Beyond the overall robust results across these publicly listed megacap tech companies, we are also seeing positive developments with private model developers such as Anthropic, the creator of Claude.
Anthropic surpasses OpenAI in annualised revenue
Perhaps the best proof point happened last month when Anthropic announced it surpassed US$30 billion in annual run-rate revenue – up from just $9 billion at the end of 2025.
That’s more than triple in the space of just three months, with the rapid step change in growth driven by accelerating enterprise adoption with now over 1,000 businesses paying over $1 million annually for Anthropic’s latest models.

Source: Altimeter Capital Management estimates, Anthropic Press Release
To put into context how fast this achievement is, Google only crossed the $30B revenue threshold when it had ~110,000 people. Anthropic achieved this milestone with ~2,500 employees and just ~1.5-2 gigawatts of compute capacity. All else equal, that should bode well for improving unit economics and gross margins.
And with AI agents becoming a legitimate solution to solve real business problems, there will likely be more companies embedding Anthropic models into their workflows and customer facing apps via APIs.
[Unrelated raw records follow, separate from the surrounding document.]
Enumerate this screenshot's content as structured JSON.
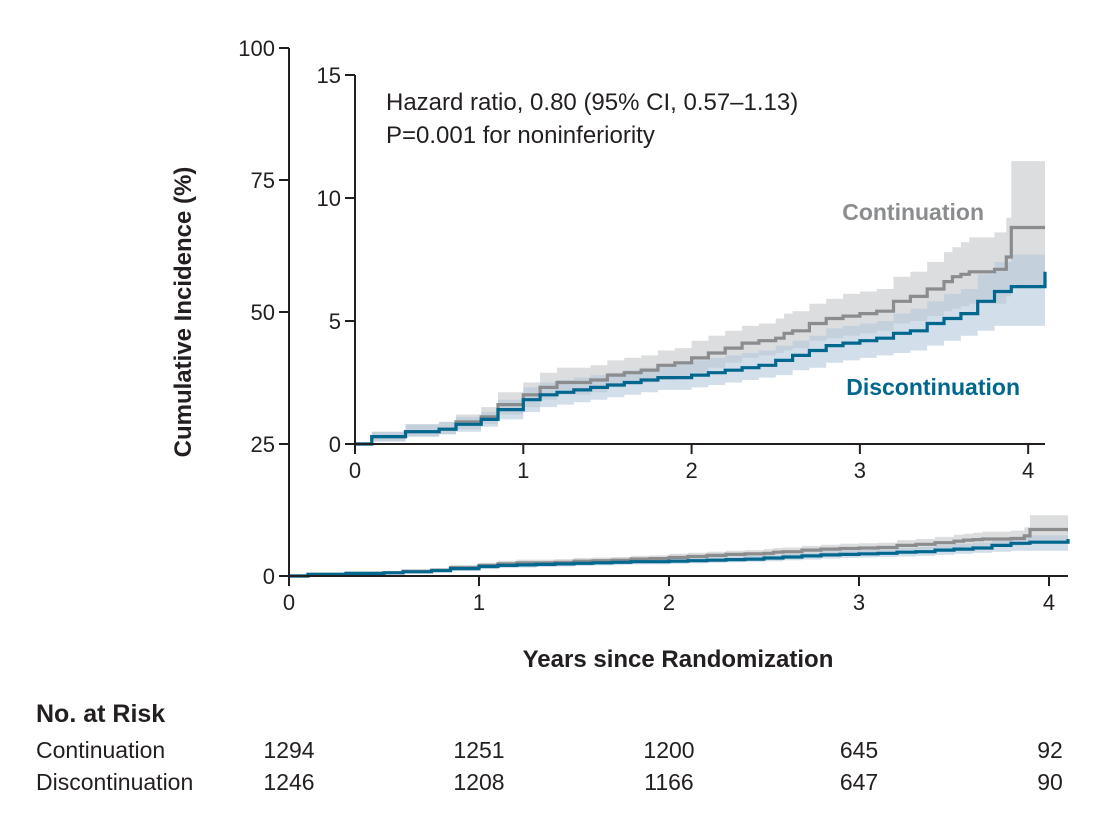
{
  "chart_data": {
    "type": "line",
    "annotation": [
      "Hazard ratio, 0.80 (95% CI, 0.57–1.13)",
      "P=0.001 for noninferiority"
    ],
    "xlabel": "Years since Randomization",
    "ylabel": "Cumulative Incidence (%)",
    "main_axes": {
      "xlim": [
        0,
        4.1
      ],
      "ylim": [
        0,
        100
      ],
      "xticks": [
        "0",
        "1",
        "2",
        "3",
        "4"
      ],
      "yticks": [
        "0",
        "25",
        "50",
        "75",
        "100"
      ]
    },
    "inset_axes": {
      "xlim": [
        0,
        4.1
      ],
      "ylim": [
        0,
        15
      ],
      "xticks": [
        "0",
        "1",
        "2",
        "3",
        "4"
      ],
      "yticks": [
        "0",
        "5",
        "10",
        "15"
      ]
    },
    "series": [
      {
        "name": "Continuation",
        "color": "#8a8c8e",
        "band_color": "#d0d2d3",
        "x": [
          0,
          0.1,
          0.3,
          0.5,
          0.6,
          0.75,
          0.85,
          1.0,
          1.1,
          1.2,
          1.4,
          1.5,
          1.6,
          1.7,
          1.8,
          1.9,
          2.0,
          2.1,
          2.2,
          2.3,
          2.4,
          2.5,
          2.55,
          2.6,
          2.7,
          2.8,
          2.9,
          3.0,
          3.1,
          3.2,
          3.3,
          3.4,
          3.5,
          3.55,
          3.6,
          3.65,
          3.8,
          3.87,
          3.9,
          4.1
        ],
        "y": [
          0,
          0.3,
          0.5,
          0.6,
          0.9,
          1.1,
          1.6,
          2.0,
          2.3,
          2.5,
          2.6,
          2.8,
          2.9,
          3.0,
          3.2,
          3.3,
          3.5,
          3.7,
          3.9,
          4.1,
          4.2,
          4.3,
          4.5,
          4.6,
          4.9,
          5.1,
          5.2,
          5.3,
          5.4,
          5.8,
          6.0,
          6.3,
          6.6,
          6.8,
          6.9,
          7.0,
          7.1,
          7.6,
          8.8,
          8.8
        ],
        "lower": [
          0,
          0.1,
          0.3,
          0.4,
          0.6,
          0.8,
          1.2,
          1.5,
          1.8,
          2.0,
          2.1,
          2.3,
          2.4,
          2.5,
          2.6,
          2.7,
          2.9,
          3.1,
          3.3,
          3.5,
          3.6,
          3.7,
          3.8,
          3.9,
          4.2,
          4.3,
          4.4,
          4.5,
          4.6,
          4.9,
          5.0,
          5.2,
          5.4,
          5.5,
          5.6,
          5.7,
          5.7,
          6.0,
          6.4,
          6.4
        ],
        "upper": [
          0,
          0.5,
          0.8,
          0.9,
          1.2,
          1.5,
          2.1,
          2.5,
          2.9,
          3.1,
          3.2,
          3.4,
          3.5,
          3.6,
          3.8,
          3.9,
          4.2,
          4.4,
          4.6,
          4.8,
          4.9,
          5.1,
          5.3,
          5.4,
          5.7,
          5.9,
          6.1,
          6.2,
          6.3,
          6.8,
          7.0,
          7.4,
          7.8,
          8.0,
          8.2,
          8.4,
          8.6,
          9.2,
          11.5,
          11.5
        ]
      },
      {
        "name": "Discontinuation",
        "color": "#00678f",
        "band_color": "#b4c9dc",
        "x": [
          0,
          0.1,
          0.3,
          0.5,
          0.6,
          0.75,
          0.85,
          1.0,
          1.1,
          1.2,
          1.3,
          1.4,
          1.5,
          1.6,
          1.7,
          1.8,
          1.9,
          2.0,
          2.1,
          2.2,
          2.3,
          2.4,
          2.5,
          2.6,
          2.7,
          2.8,
          2.9,
          3.0,
          3.1,
          3.2,
          3.3,
          3.4,
          3.5,
          3.6,
          3.65,
          3.7,
          3.8,
          3.9,
          4.1
        ],
        "y": [
          0,
          0.3,
          0.5,
          0.6,
          0.8,
          1.0,
          1.4,
          1.8,
          2.0,
          2.1,
          2.2,
          2.3,
          2.4,
          2.5,
          2.6,
          2.7,
          2.7,
          2.8,
          2.9,
          3.0,
          3.1,
          3.2,
          3.4,
          3.6,
          3.8,
          4.0,
          4.1,
          4.2,
          4.3,
          4.5,
          4.6,
          4.9,
          5.1,
          5.3,
          5.3,
          5.8,
          6.2,
          6.4,
          7.0
        ],
        "lower": [
          0,
          0.1,
          0.3,
          0.4,
          0.5,
          0.7,
          1.0,
          1.3,
          1.5,
          1.6,
          1.7,
          1.8,
          1.9,
          2.0,
          2.1,
          2.2,
          2.2,
          2.3,
          2.4,
          2.5,
          2.6,
          2.7,
          2.8,
          3.0,
          3.1,
          3.3,
          3.4,
          3.5,
          3.6,
          3.7,
          3.8,
          4.0,
          4.2,
          4.4,
          4.4,
          4.6,
          4.8,
          4.8,
          4.8
        ],
        "upper": [
          0,
          0.5,
          0.8,
          0.9,
          1.1,
          1.3,
          1.8,
          2.3,
          2.5,
          2.6,
          2.7,
          2.8,
          2.9,
          3.0,
          3.1,
          3.2,
          3.3,
          3.4,
          3.5,
          3.6,
          3.7,
          3.8,
          4.0,
          4.2,
          4.4,
          4.7,
          4.8,
          4.9,
          5.0,
          5.3,
          5.5,
          5.8,
          6.1,
          6.3,
          6.3,
          6.9,
          7.4,
          7.7,
          9.2
        ]
      }
    ]
  },
  "risk_table": {
    "title": "No. at Risk",
    "rows": [
      {
        "label": "Continuation",
        "values": [
          "1294",
          "1251",
          "1200",
          "645",
          "92"
        ]
      },
      {
        "label": "Discontinuation",
        "values": [
          "1246",
          "1208",
          "1166",
          "647",
          "90"
        ]
      }
    ]
  }
}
Usage is evidently shifting from experimentation phase to larger, production-level deployment.
The outlook for continued revenue acceleration remains bright given we have not yet reached the steepest part of the technology S-curve with enterprise AI penetration still in early stages.
The outlook for US tech
Anthropic’s result is a vote of confidence to the broader AI ecosystem and so far, validates megacap tech spending on data centre infrastructure.
Since March 31st, the blended earnings growth rate for the US Information Technology sector increased to 50%1, led by companies in the semiconductor industry.
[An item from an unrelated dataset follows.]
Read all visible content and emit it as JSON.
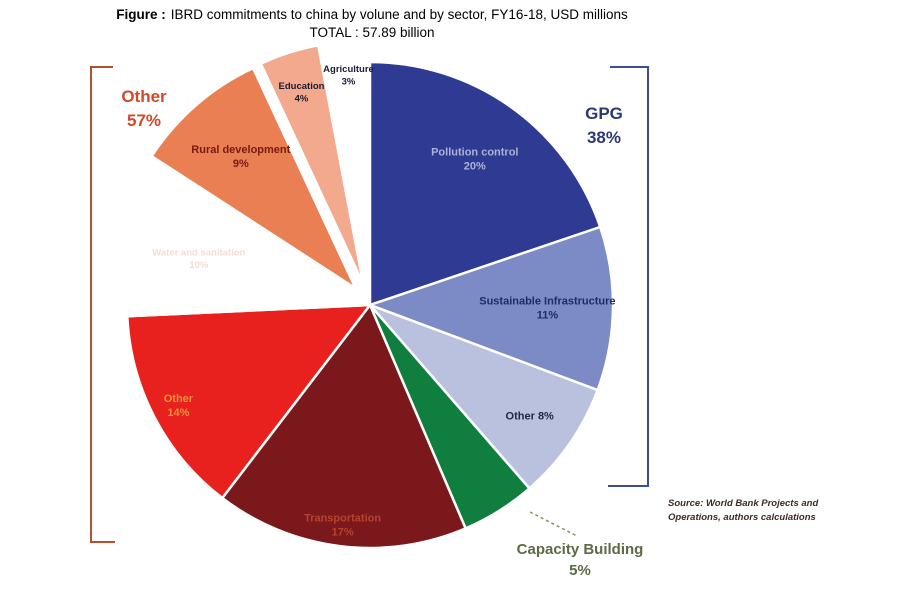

Abroad, Samsung, a leading memory chip manufacturer, reported an eightfold jump in quarterly profit, while Taiwan Semiconductor posted a 58% profit jump.
Beyond strong fundamentals, valuations are attractive with the ratio of Nasdaq 100’s forward price-to-earnings ratio to S&P 500’s at multi-year lows. A large part of the decline in this ratio has been driven by the Nasdaq 100’s superior earnings growth over recent years.

Source: Bloomberg. As at 5 May 2026.
Additionally, the Nasdaq’s new fast entry rule would also allow massive IPOs, such as potential listings from Anthropic, OpenAI, and SpaceX, to join the index just 15 trading days after listing.
Looking forward, investors will remain attentive to how unit economics evolve, particularly for AI research labs like Anthropic given the scale of infrastructure investment required. That said, this is a positive development for leading hardware providers such as Google and Broadcom they are building the latest generation TPU chips, set to provide Anthropic around 3.5 gigawatts of compute capacity starting in 2027.
With the Nasdaq 100 trading at fairer valuations, and evidence of AI monetisation already before us, investors may find an attractive opportunity in tech now.